Keine Rechtssätze vorhanden

Entscheidungstext

 

Der Unabhängige Finanzsenat hat über die Beschwerde des Bf., vertreten durch Burghofer & Pacher, Rechtsanwälte GmbH, 1060 Wien, Köstlergasse 1/30, vom 23. März 2005 gegen die Berufungsvorentscheidung des Zollamtes Wien vom 17. März 2005, Zl. 100/59760/2002-19, betreffend Aussetzung der Vollziehung nach Art. 244 ZK entschieden:

Die Beschwerde wird als unbegründet abgewiesen.

Entscheidungsgründe

In der Beschwerde gegen die Berufungsvorentscheidung des Zollamtes Wien vom 10. Dezember 2004, Zl. 100/59760/2002-13, ho. GZ ZRV/4-Z1W/2005 beantragte der Beschwerdeführer (Bf.). die Aussetzung der Vollziehung der zur Vorschreibung gebrachten Eingangsabgaben.

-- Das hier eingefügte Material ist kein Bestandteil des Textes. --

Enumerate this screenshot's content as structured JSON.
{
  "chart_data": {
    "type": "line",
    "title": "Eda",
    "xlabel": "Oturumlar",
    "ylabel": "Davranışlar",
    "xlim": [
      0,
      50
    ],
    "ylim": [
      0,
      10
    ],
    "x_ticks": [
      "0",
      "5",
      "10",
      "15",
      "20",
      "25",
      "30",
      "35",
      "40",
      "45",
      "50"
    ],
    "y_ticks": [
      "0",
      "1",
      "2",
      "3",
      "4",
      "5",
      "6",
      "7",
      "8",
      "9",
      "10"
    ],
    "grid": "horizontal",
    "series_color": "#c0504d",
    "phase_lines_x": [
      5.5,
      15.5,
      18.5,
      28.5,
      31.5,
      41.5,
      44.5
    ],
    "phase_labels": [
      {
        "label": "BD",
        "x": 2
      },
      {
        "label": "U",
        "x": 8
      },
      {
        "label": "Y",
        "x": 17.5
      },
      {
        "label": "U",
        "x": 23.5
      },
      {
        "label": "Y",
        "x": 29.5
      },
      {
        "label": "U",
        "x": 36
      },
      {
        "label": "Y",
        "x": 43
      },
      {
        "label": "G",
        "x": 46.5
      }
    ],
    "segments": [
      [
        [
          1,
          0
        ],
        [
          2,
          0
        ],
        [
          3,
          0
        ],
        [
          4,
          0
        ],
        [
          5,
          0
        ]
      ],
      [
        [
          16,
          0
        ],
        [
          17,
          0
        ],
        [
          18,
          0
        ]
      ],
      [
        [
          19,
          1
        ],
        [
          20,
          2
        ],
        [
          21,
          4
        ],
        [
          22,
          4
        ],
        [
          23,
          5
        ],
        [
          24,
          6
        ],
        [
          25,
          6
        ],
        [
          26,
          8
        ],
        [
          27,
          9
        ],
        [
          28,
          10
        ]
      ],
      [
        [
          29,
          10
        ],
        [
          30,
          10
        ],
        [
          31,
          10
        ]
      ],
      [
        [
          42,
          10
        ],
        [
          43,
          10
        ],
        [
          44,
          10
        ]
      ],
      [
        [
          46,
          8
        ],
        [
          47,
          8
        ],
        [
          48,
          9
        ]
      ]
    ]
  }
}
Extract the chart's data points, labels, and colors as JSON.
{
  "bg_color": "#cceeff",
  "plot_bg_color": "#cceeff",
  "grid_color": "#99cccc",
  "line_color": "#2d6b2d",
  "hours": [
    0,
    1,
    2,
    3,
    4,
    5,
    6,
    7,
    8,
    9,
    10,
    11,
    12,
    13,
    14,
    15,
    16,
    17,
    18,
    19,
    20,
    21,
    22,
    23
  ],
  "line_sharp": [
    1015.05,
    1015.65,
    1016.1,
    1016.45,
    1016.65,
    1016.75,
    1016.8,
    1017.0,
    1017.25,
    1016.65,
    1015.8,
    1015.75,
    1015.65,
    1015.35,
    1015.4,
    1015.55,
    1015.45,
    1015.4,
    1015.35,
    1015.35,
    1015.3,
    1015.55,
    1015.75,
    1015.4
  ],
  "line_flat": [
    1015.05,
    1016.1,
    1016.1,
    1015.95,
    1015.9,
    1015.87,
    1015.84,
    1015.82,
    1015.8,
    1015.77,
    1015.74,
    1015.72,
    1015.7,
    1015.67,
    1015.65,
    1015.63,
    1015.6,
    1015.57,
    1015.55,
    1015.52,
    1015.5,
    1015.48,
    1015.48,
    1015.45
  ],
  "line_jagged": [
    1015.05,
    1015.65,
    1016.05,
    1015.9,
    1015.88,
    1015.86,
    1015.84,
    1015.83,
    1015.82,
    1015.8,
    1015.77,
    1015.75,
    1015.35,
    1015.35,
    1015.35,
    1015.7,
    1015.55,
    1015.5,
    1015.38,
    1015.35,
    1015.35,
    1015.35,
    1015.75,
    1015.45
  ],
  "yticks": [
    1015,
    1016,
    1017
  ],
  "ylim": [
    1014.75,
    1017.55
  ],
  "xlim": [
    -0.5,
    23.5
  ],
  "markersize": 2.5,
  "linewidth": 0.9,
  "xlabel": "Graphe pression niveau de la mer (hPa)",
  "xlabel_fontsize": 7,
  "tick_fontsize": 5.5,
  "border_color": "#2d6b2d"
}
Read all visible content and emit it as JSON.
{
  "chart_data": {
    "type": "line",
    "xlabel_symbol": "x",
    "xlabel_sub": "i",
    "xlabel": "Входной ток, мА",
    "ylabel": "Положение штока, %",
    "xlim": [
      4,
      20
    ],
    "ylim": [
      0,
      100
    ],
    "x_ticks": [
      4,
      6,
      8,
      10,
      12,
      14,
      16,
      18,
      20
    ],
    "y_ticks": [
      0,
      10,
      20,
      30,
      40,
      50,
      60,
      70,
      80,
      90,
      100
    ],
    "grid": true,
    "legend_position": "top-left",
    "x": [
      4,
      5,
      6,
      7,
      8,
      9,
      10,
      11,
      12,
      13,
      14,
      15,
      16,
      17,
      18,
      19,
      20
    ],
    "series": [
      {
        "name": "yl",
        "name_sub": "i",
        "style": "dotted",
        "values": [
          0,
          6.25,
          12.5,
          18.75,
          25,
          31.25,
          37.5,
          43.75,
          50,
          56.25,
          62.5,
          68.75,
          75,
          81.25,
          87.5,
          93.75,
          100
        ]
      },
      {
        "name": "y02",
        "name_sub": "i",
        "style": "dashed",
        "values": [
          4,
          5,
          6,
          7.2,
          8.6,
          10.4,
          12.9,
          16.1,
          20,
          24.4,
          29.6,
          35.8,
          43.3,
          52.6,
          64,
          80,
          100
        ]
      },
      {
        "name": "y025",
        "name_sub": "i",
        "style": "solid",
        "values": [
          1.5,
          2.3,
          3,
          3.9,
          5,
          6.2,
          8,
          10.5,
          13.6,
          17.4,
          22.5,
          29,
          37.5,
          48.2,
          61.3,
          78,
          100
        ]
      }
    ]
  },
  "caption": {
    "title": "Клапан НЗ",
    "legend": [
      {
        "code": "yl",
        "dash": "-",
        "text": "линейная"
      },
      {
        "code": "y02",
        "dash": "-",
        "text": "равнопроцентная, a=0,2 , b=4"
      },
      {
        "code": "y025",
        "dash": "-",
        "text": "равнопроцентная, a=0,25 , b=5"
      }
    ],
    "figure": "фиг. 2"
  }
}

Hinsichtlich des Sachverhaltes darf auf die Berufungsentscheidung des Unabhängigen Finanzsenates zu GZ ZRV/4-Z1W/2005 verwiesen werden.

Mit Bescheid vom 4. Februar 2005, Zl. 100/59760/2002-18 wies das Zollamt Wien den Antrag des Bf. als unbegründet ab, weil keine begründeten Zweifel an der Rechtmäßigkeit der angefochtenen Entscheidung bestehen und keine Anhaltspunkte für das Vorliegen eines unersetzbaren Schadens gegeben sind.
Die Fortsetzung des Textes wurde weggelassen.